Il grande successo che arrise a Lo Frate ‘nnamorato ebbe come conseguenza una ripresa nel 1734 in cui ci furono cambiamenti dovuti, secondo Francesco Degrada, illustre studioso di Pergolesi, che ha curato la revisione critica, non solo al cambiamento dei cantanti in alcuni ruoli, ma anche ad esigenze artistiche. Non esiste la partitura autografa ma le quattro copie pervenute hanno il primo atto della edizione del 1734 mentre il secondo e il terzo quella del 1732. Degrada ritiene che la fretta, dovuta anche alla contemporanea composizione dell'Olimpiade, non avrebbe permesso la stampa di tutti gli atti bensì l'inserimento delle varianti come fascicoli, poi andati perduti, all'interno della prima edizione.
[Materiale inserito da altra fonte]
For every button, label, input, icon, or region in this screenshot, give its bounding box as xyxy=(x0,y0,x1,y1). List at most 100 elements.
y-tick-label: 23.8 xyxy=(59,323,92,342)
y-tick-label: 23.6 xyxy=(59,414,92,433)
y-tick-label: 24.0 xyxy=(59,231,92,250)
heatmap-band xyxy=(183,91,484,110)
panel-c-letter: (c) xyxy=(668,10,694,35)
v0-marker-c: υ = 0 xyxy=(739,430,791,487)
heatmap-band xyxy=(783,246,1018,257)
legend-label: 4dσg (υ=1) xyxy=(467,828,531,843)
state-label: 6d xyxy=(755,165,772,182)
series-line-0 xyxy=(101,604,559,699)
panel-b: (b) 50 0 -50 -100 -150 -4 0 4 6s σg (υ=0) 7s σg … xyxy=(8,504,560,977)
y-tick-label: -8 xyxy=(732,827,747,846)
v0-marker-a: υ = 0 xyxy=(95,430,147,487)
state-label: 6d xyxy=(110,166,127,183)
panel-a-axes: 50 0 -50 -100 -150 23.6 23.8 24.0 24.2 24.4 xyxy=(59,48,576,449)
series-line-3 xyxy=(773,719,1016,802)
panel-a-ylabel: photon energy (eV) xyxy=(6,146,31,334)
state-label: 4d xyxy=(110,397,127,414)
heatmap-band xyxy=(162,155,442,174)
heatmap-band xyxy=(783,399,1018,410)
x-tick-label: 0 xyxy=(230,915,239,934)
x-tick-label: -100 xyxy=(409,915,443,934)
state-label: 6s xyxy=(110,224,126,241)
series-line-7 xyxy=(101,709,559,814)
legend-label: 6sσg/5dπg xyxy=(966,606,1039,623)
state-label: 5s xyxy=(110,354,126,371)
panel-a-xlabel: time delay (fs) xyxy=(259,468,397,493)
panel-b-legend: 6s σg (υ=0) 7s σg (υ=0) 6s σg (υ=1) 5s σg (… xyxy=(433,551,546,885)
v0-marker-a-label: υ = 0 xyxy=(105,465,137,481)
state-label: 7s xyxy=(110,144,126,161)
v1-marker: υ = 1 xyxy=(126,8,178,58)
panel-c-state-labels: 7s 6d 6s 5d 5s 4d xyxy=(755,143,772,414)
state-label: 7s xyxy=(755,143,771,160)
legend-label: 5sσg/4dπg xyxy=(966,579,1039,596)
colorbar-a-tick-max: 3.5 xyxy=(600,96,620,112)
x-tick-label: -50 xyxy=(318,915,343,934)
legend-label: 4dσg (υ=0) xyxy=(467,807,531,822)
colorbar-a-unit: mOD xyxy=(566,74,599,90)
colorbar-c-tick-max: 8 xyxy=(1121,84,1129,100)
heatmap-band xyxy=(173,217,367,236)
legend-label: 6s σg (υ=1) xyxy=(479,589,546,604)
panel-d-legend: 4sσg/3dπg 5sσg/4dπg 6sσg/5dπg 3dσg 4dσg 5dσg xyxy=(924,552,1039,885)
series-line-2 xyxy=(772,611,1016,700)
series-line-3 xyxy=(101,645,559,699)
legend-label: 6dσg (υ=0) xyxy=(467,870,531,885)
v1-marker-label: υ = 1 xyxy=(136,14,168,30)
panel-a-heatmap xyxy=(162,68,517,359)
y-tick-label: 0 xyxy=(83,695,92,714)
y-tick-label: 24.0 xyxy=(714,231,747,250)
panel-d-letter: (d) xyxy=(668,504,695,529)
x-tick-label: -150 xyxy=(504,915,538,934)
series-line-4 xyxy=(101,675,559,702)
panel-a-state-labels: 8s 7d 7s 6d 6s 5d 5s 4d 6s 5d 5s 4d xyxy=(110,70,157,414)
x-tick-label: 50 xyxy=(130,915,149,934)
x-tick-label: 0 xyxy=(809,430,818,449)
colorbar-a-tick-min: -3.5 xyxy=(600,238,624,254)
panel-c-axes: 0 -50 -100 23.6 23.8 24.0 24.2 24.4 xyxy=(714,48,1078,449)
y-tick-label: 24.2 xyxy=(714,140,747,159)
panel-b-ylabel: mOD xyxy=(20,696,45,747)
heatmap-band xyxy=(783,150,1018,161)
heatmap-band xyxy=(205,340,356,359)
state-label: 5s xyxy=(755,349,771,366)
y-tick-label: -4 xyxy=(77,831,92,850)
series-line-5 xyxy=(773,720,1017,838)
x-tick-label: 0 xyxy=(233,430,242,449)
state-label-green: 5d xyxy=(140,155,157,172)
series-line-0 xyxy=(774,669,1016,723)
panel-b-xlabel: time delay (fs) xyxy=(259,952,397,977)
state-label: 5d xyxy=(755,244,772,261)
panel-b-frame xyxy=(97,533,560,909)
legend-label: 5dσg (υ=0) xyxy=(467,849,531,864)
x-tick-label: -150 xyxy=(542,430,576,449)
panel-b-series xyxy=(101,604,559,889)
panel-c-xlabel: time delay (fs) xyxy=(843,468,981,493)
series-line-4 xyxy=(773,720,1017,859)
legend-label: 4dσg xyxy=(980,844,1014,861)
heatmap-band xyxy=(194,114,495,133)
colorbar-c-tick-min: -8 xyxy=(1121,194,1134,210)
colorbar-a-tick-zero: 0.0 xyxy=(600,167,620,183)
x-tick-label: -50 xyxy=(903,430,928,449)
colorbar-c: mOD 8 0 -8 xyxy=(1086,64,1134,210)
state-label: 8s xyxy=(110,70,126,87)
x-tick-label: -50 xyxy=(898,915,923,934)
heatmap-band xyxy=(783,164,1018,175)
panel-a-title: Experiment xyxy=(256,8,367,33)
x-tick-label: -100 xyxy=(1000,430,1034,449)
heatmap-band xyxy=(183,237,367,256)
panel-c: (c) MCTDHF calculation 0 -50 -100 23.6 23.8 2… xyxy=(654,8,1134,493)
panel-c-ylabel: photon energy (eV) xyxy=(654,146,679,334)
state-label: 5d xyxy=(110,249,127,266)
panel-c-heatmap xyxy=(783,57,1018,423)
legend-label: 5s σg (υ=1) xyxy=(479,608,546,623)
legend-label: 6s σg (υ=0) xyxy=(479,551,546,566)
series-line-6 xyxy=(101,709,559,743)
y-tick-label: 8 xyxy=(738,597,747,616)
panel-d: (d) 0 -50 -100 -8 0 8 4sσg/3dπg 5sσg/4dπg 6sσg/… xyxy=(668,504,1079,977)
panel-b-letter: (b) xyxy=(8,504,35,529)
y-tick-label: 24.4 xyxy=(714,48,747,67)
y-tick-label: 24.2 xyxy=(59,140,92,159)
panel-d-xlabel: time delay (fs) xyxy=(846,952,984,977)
Fabio Biondi, che è un esperto studioso oltre che valente musicista, ha seguito la copia di Napoli in quanto la ritiene quella più prossima alla rappresentazione del 1734, a cui seguì visto il perdurante favore del pubblico una ripresa documentata nel 1748. Biondi ha anche inserito nell'orchestra la chitarra e il mandoloncello per evidenziare il colore popolare che alcuni brani possiedono; suo grande merito è di avere sottolineato con la sua direzione, al violino e alla viola d'amore, assecondato dalla bravura dei musicisti dell'Europa Galante, la grande teatralità della partitura di Pergolesi con il fraseggio, il ritmo e il colore dell'orchestra.
L'esecuzione della commedia per musica ha il vantaggio sull'opera seria di non avere parti, costruite su misura, per castrati e quindi il problema di trovare una soluzione adatta. Ha però, il grande svantaggio di prevedere cantanti-attori che all'epoca erano specializzati, cosa che nel tempo si è persa. Oggi nella formazione dei cantanti è prevista una specifica preparazione vocale ma non come attori e quindi l'interpretazione teatrale dipende dall'attitudine dei singoli.
Il regista Willy Landin, autore anche delle funzionali scene, ha trasferito l'azione alla fine del 1940 stabilendo una continuità delle caratteristiche della commedia da quella settecentesca per musica quella dei film in cui certi topoi della commedia dell'arte perdurarono; esemplari in questo senso quelli di Totò. Le proiezioni di spezzoni dell'epoca non ci hanno convinto, in quanto distraevano dalla fruizione della commedia, mentre le indicazioni registiche date ai cantanti sono state efficaci e lo spettacolo è andato in crescendo dal primo atto, meno convincente ai successivi più riusciti.
Laura Cherici è stata una Vannella spiritosa e brava, riuscendo intrigante nella parte sentenziosa e briosa nella parte a ritmo di tarantella, nell'aria che Stravinskji usò per il suo Pulcinella Chi disse ca la femmena; bene la Cardella di Rosa Bove; divertente anche la scena a contrasto della lite delle due servette. Il vecchio innamorato, altro topos transitato poi all'opera buffa, Marcaniello di Nicola Alaimo è stato convincente, senza eccessi nella parte buffa, vocalmente e come attore, nel rendere credibili le disavventure del personaggio per di più affetto dalla gotta con le classiche esilaranti conseguenze. L'altra parte buffa del vanesio Don Pietro è stata sostenuta da Filippo Morace che si è disimpegnato bene non eccedendo nella caricatura del personaggio. Patrizia Biccirè è stata efficace nell'interpretazione di Nena a cui è affidata la virtuosistica aria di bravura, con flauto obbligato nello stile dell'opera seria, Va solcando il mare d'amore, convincente anche Jurgita Adamonyte come Nina e Barbara Di Castri come Luggrezia.